Pengertian terhadap istilah hak
ulayat ditegaskan oleh G. Kertasapoetra dan kawan-kawan dalam bukunya Hukum
Tanah, Jaminan UUPA (Undang-Undang Pokok Agraria) Bagi Keberhasilan Pendayagunaan
Tanah, menyatakan bahwa; “Hak ulayat merupakan hak tertinggi atas tanah yang
dimiliki oleh sesuatu persekutuan hukum (desa, suku) untuk menjamin ketertiban pemanfaatan/pendayagunaan
tanah. Hak ulayat adalah hak yang dimiliki oleh suatu persekutuan hukum (desa,
suku), dimana para warga masyarakat (persekutuan hukum) tersebut mempunyai hak
untuk menguasai tanah, yang pelaksanaannya diatur oleh ketua persekutuan
(kepala suku/kepala desa yang bersangkutan)”.
Hak Ulayat merupakan serangkaian
wewenang dan kewajiban suatu masyarakat hukum adat, yang berhubungan dengan
tanah yang terletak dalam lingkungan wilayahnya, yang sebagai telah diuraikan
di atas merupakan pendukung utama penghidupan dan kehidupan masyarakat yang
bersangkutan sepanjang masa. Kewenangan dan kewajiban tersebut masuk dalam bidang
hukum perdata dan ada yang masuk dalam bidang hukum publik. Kewenangan dan
kewajiban dalam bidang hukum perdata berhubungan dengan hak bersama kepunyaan
atas tanah tersebut. Sedangkan dalam hukum publik, berupa tugas kewenangan
untuk mengelola, mengatur dan memimpin peruntukan,
penguasaan, penggunaan, dan pemeliharaannya ada pada Kepala Adat/Tetua Adat.

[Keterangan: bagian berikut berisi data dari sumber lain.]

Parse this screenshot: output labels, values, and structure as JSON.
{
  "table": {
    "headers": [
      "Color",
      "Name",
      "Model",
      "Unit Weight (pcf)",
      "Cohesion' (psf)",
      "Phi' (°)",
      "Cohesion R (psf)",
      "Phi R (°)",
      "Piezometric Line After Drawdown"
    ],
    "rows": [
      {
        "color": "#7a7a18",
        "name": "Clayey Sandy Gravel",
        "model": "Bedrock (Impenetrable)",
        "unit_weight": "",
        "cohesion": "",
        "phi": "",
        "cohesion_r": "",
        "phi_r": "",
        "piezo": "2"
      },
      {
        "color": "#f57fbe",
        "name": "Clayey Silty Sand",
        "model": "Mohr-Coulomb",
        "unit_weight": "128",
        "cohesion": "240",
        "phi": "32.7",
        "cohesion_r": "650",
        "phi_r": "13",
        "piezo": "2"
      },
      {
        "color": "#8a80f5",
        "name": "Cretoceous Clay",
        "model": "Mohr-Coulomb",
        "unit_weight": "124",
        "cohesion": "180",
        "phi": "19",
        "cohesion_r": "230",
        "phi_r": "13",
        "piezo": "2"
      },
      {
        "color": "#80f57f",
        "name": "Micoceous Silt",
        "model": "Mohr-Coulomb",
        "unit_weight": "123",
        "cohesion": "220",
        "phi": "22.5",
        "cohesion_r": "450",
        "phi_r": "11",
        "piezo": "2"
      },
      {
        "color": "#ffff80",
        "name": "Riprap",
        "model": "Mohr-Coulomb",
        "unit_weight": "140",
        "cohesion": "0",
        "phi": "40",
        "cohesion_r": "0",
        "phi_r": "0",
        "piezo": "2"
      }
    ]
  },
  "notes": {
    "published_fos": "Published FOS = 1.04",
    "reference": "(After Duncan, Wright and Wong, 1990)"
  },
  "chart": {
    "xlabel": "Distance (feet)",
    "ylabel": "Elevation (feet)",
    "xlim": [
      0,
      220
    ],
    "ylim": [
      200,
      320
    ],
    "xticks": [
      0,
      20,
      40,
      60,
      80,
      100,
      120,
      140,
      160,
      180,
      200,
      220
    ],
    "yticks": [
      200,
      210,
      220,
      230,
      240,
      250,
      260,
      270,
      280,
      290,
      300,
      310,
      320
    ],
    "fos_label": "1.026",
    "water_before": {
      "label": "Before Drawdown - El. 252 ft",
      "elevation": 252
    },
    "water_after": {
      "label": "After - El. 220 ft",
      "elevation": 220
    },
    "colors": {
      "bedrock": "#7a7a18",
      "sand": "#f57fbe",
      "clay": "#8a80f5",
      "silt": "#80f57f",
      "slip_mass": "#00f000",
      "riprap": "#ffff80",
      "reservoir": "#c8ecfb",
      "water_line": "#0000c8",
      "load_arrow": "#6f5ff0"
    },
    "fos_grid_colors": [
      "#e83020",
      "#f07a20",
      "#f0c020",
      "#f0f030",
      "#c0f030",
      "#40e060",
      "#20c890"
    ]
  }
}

Hak Ulayat merupakan hak masyarakat
atau hak persekutuan adat dan dengan demikian hak ulayat ini merupakan hak
komunal masyarakat/persekutuan adat. Persekutuan adat mempunyai hak menguasai
tanah dan pohon-pohon yang ada dalam wilayah persekutuan untuk digunakan warga
persekutuan (beschiking kring). Hak ulayat adalah hak pertuanan atau hak
persekutuan adat yang menegaskan wewenang dari persekutuan untuk menguasai
tanah dalam wilayah persekutuan. Hak ulayat dapat berbentuk sebagai berikut:
a. Hak Milik
Hak ini
terjadi apabila seorang warga persekutuan mempunyai hubungan dengan sebidang
tanah pertanian atau pekarangan dengan cara membuka hutan, member tanda-tanda,
dan selanjutnya menanami secara terus-menerus tidak terhenti, kemudian akan
menjadi hak miliknya. Cara memperoleh hak atas tanah dalam hukum adat ini
diakui oleh hukum agraria nasional yang tertuang dalam UU (UUPA) NO. 5 tahun
1960 pasal 22.
b. Hak memungut hasil
Hak ini
terjadi apabila seorang warga persekutuan mempunyai hubungan dengan tanah pertanian,
tetapi hanya satu kali masa tanam (hak menikmati). Hak ini biasanya dipegang
atau diberikan kepada seseorang yang bukan anggota persekutuan, yang telah
memperoleh izin kepala adat sebagai kepala persekutuan. Hak-hak itu dapat
menjadi hak perorangan. Lama-kelamaan hak ulayat ini makin hapus karena makin
kuatnya hak perorangan, terutama hak milik dengan perolehan secara adat
tersebut diatas.
Kedudukan tanah dalam hukum adat
Ada
2 hal yang menyebabkan tanah itu memiliki kedudukan yang sangat penting dalam
hukum Adat, yaitu:
a) Karena Sifatnya:
Yakni merupakan satu-satunya
benda kekayaan yang meskipun mengalami keadaan yang bagaimanapun juga, toh
masih bersifat tetap dalam keadaannya bahkan kadang-kadang malahan menjadi
lebih menguntungkan.
Contohnya: sebidang tanah
itu di bakar diatasnya di jatuhkan bom-bom misalnya, tanah tersebut tidak
lenyap setelah api padam ataupun setelah pemboman selesai sebidang tanah
tersebut akan muncul kembali tetap berujud tanah seperti semula.
b) Karena fakta:
Yaitu
suatu kenyataan bahwa tanah itu: Merupakan tempat tinggal persekutuan.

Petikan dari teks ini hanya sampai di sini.